3. “Maria, Mãe do Verbo”, “Mãe da Fé” e “Mãe da Alegria”. Ao nascer uma criança, parentes e amigos se apressam para cumprimentar a mãe. Manifestam sua alegria de todas as maneiras, presenteando mãe e filho, desejando que a criança seja o ser humano que a mãe sonhou durante toda sua vida e, particularmente, durante a gravidez: que ela cresça saudável; que ela seja cada vez mais linda, mais inteligente, mais admirada e elogiada por todos os que venham a conhecê-la no futuro. Entretanto, para Maria as perspectivas para seu filho, são inteiramente outras. Ainda que assídua na escuta da Palavra, que surpresa, digo, quase que susto Maria leva ao ouvir tudo o que ultrapassa os desejos e as esperanças de todas as mães terrenas: “Conceberás e darás à luz um filho, e lhe porás o nome de Jesus. Ele será grande; será chamado Filho do Altíssimo, e o Senhor lhe dará o trono de Davi, seu Pai. Ele reinará para sempre sobre a descendência de Jacó. E o seu reino não terá fim” (Lc 1, 31-33). E a Mãe pronuncia aquele pleno consentimento que a faz a Mãe do Verbo, Mãe da Fé e Mãe da Alegria: “Eis aqui a serva do Senhor! Faça-se em mim segundo a tuas palavra”. E o “Verbo”, filho de Maria, “foi crescendo, ficando forte e cheio de sabedoria. A graça de Deus estava com ele” (Lc 2,40). Sonho do Pai, sonho da Mãe Maria, Mãe do Verbo, Mãe da Fé e Mãe da Alegria! E a VD fala-nos que Maria “se identifica com a Palavra, e nela entra; neste maravilhoso cântico de fé, a Virgem exalta o Senhor com a sua própria Palavra: «O Magnificat – um retrato, por assim dizer, da sua alma – é inteiramente tecido de fios da Sagrada Escritura, com fios tirados da Palavra de Deus. Desta maneira se manifesta que Ela Se sente verdadeiramente em casa na Palavra de Deus, dela sai e a ela volta com naturalidade. Fala e pensa com a Palavra de Deus; esta torna-se Palavra d’Ela, e a sua palavra nasce da Palavra de Deus” (VD 28).

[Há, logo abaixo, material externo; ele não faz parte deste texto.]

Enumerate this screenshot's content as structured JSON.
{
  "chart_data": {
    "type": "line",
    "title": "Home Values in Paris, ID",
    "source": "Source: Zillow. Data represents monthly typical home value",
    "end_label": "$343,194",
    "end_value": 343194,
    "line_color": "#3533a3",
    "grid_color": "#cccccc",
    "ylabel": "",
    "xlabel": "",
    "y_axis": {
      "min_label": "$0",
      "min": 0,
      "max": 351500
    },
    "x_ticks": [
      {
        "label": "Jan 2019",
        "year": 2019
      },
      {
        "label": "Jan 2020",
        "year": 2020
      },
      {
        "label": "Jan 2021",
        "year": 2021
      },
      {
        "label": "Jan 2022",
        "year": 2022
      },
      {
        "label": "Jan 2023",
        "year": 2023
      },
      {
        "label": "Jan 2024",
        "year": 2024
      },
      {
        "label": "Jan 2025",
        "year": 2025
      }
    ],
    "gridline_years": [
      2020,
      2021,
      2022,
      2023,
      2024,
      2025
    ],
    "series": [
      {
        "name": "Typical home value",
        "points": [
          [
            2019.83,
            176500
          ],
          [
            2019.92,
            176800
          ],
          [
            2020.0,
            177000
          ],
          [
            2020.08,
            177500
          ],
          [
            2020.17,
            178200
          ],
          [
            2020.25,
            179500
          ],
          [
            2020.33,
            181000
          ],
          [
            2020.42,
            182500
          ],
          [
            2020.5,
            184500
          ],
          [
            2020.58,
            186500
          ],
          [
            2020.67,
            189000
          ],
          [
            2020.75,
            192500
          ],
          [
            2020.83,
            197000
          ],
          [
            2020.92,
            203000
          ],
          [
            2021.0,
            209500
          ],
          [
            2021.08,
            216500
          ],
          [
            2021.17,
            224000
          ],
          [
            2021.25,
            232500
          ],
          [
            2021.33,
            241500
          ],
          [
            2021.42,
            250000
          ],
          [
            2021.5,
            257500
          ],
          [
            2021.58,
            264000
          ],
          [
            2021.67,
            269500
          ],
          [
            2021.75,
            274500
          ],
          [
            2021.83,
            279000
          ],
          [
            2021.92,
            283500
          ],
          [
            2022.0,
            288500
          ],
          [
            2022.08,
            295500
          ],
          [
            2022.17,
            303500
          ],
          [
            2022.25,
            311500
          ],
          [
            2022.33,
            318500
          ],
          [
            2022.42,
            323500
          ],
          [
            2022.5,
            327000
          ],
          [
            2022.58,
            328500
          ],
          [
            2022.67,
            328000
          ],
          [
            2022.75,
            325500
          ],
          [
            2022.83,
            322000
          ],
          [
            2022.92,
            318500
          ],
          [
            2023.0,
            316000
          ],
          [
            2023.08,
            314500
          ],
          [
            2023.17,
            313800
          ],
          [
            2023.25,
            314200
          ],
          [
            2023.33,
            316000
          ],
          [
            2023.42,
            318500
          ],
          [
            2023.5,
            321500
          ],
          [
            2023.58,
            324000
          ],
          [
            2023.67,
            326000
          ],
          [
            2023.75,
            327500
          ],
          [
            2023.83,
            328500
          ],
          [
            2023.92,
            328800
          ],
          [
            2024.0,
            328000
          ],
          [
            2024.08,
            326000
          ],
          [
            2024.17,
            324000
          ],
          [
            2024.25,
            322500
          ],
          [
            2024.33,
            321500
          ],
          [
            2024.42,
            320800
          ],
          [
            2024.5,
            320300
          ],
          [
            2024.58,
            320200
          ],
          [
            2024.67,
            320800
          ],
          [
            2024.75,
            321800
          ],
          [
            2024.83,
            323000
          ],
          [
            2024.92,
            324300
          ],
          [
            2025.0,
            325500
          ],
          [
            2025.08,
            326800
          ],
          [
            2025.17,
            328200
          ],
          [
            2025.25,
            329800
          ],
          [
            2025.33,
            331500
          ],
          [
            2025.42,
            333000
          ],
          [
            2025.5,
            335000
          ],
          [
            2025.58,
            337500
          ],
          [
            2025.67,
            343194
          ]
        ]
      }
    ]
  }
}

Terceiro ponto: estamos conscientes de que “Contemplando na Mãe de Deus uma vida modelada totalmente pela Palavra, descobrimo-nos também nós chamados a entrar no mistério da fé, pela qual Cristo vem habitar na nossa vida”? E mais: “Como nos recorda Santo Ambrósio, cada cristão que crê, em certo sentido, concebe e gera em si mesmo o Verbo de Deus: se há uma só Mãe de Cristo segundo a carne, segundo a fé, porém, Cristo é o fruto de todos”. Finalmente, que providências você poderá tomar para que“o que aconteceu em Maria possa voltar a acontecer em cada um de nós diariamente na escuta da Palavra e na celebração dos Sacramentos”?(VD 28). Ah, sim: uma última pergunta: que presente você vai dar à Mãe, Maria, e ao recém-nascido, Jesus, a Palavra do Pai?
Com meu abraço fraterno, termino desejando a todos um fecundo tempo de espera no Advento e uma divina realização de nossa esperança no renovado nascimento da Palavra no Natal!